Prudence et solidarité

Les spécialistes du NHC ont mis en garde contre les risques d’inondations, de glissements de terrain et de coulées de boue provoqués par les pluies diluviennes. Selon le NHC, les précipitations pourraient atteindre entre 40 et 60 centimètres dans le sud d’Haïti et le sud-ouest de la République dominicaine.

Le relief escarpé d’Haïti et l’ampleur de la déforestation aggravent les conséquences désastreuses de ces pluies diluviennes. « Nous sommes préoccupés par la lenteur de l’ouragan Matthew », s’inquiétait Ronald Semelfort, le directeur du centre haïtien de météorologie. Moins l’ouragan avance vite, plus les quantités d’eau qu’il déverse sont importantes. Au cours des dernières 24 heures, la vitesse de Matthew oscillait entre 9 et 13 km/h.

Malgré l’imminence du danger, les autorités peinaient à faire évacuer les zones à risque. En Haïti, où les deux aéroports, les écoles et les administrations ont été fermés, le président intérimaire, Jocelerme Privert, a appelé ses concitoyens à la prudence et à la solidarité. « Mes compatriotes, ne soyez pas têtus, ne dites pas : “Dieu est bon et prendra soin de nous”. Il faudra évacuer les zones qui représentent un danger, nous n’avons aucun intérêt à risquer notre vie », a-t-il déclaré après une réunion avec les organismes de secours.

Le relief escarpé d’Haïti et l’ampleur de la déforestation aggravent les conséquences désastreuses de ces pluies diluviennes

Marie Alta Jean-Baptiste, la directrice de la protection civile, reconnaissait la résistance des populations qui craignent de voir leurs habitations pillées si elles sont évacuées.
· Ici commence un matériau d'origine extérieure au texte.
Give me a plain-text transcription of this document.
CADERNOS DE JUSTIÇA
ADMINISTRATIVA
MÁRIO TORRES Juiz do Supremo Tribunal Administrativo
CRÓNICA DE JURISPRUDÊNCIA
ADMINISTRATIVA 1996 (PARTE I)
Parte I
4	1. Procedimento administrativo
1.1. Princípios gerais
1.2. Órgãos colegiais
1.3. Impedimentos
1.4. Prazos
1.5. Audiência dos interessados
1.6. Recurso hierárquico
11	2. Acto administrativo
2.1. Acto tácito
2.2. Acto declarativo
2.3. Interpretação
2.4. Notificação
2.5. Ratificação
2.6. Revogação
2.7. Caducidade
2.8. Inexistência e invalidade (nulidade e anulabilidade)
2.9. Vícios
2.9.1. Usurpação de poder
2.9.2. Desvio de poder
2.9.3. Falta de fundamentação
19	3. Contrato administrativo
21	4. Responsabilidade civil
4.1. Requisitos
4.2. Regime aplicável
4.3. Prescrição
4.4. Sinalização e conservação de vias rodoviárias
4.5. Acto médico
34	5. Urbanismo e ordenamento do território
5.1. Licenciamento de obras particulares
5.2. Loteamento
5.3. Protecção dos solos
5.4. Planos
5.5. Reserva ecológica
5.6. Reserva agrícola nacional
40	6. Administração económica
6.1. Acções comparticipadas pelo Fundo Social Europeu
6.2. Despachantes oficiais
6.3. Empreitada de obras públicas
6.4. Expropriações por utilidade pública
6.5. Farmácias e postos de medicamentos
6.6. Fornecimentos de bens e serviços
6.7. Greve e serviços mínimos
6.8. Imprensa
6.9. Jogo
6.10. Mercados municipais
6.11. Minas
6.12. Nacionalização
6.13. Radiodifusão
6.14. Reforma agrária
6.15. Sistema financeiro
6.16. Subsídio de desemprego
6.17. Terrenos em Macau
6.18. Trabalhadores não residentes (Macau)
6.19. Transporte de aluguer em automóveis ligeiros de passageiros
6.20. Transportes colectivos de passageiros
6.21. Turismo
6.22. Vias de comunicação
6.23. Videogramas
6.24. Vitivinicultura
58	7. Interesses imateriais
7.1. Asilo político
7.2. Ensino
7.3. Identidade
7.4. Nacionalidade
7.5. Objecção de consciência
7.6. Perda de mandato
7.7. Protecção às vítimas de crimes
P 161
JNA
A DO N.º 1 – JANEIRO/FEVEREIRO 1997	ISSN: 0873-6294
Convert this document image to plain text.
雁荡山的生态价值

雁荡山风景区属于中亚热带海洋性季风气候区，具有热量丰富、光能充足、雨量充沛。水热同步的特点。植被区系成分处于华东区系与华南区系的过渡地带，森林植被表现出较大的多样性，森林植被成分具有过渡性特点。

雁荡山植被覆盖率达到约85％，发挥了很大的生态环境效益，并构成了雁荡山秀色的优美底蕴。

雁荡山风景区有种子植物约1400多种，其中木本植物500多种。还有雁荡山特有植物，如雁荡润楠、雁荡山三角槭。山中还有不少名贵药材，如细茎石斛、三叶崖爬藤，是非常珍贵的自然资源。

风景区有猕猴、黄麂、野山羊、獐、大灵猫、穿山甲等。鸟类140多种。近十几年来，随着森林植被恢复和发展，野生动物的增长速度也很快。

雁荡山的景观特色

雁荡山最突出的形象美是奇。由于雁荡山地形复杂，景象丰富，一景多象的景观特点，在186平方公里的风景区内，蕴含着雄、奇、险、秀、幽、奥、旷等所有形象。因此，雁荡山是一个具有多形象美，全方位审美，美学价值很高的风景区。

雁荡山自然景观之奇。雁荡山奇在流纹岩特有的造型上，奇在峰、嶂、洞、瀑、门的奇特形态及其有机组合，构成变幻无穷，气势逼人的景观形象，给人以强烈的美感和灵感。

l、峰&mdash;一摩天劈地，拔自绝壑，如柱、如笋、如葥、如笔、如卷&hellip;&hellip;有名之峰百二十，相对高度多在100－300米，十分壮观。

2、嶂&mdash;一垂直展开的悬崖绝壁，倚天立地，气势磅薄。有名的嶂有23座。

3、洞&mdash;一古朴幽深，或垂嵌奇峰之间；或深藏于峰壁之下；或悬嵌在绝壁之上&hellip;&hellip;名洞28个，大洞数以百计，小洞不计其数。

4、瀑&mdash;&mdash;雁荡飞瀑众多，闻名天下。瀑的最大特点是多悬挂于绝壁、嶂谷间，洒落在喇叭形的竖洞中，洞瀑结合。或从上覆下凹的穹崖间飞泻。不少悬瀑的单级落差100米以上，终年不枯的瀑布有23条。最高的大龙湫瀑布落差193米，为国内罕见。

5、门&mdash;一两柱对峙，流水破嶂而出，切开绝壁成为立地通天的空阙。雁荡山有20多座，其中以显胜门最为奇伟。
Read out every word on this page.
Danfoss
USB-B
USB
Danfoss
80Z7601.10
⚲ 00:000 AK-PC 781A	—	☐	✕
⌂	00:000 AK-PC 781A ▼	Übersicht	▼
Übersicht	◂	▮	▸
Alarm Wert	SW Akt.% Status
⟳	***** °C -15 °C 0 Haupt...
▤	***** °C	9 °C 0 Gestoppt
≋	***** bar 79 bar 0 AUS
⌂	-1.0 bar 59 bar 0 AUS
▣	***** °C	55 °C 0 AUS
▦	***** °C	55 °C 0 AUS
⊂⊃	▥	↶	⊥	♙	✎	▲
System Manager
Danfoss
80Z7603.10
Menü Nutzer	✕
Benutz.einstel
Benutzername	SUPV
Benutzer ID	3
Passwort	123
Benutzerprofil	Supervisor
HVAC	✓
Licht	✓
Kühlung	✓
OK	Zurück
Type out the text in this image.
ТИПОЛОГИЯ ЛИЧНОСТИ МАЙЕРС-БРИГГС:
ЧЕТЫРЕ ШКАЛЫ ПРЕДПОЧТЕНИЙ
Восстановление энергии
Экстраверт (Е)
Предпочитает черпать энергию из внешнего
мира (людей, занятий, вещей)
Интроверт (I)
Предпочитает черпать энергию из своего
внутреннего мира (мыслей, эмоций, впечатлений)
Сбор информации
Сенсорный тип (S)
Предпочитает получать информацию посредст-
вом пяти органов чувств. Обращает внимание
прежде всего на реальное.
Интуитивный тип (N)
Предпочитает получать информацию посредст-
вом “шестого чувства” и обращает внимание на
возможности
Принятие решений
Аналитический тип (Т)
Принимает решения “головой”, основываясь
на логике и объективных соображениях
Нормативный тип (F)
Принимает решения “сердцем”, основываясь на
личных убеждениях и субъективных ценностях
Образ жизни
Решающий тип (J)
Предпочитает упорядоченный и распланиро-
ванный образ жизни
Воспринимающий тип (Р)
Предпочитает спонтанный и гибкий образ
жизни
Selon les autorités, 1 300 abris provisoires pouvaient accueillir 340 000 personnes. Mais lundi, seules quelques centaines s’étaient mises à l’abri. Dans des messages radiodiffusés, Youri Chevry, le maire de la capitale, Port-au-Prince, continuait d’appeler les habitants des zones à risque à se mettre à l’abri.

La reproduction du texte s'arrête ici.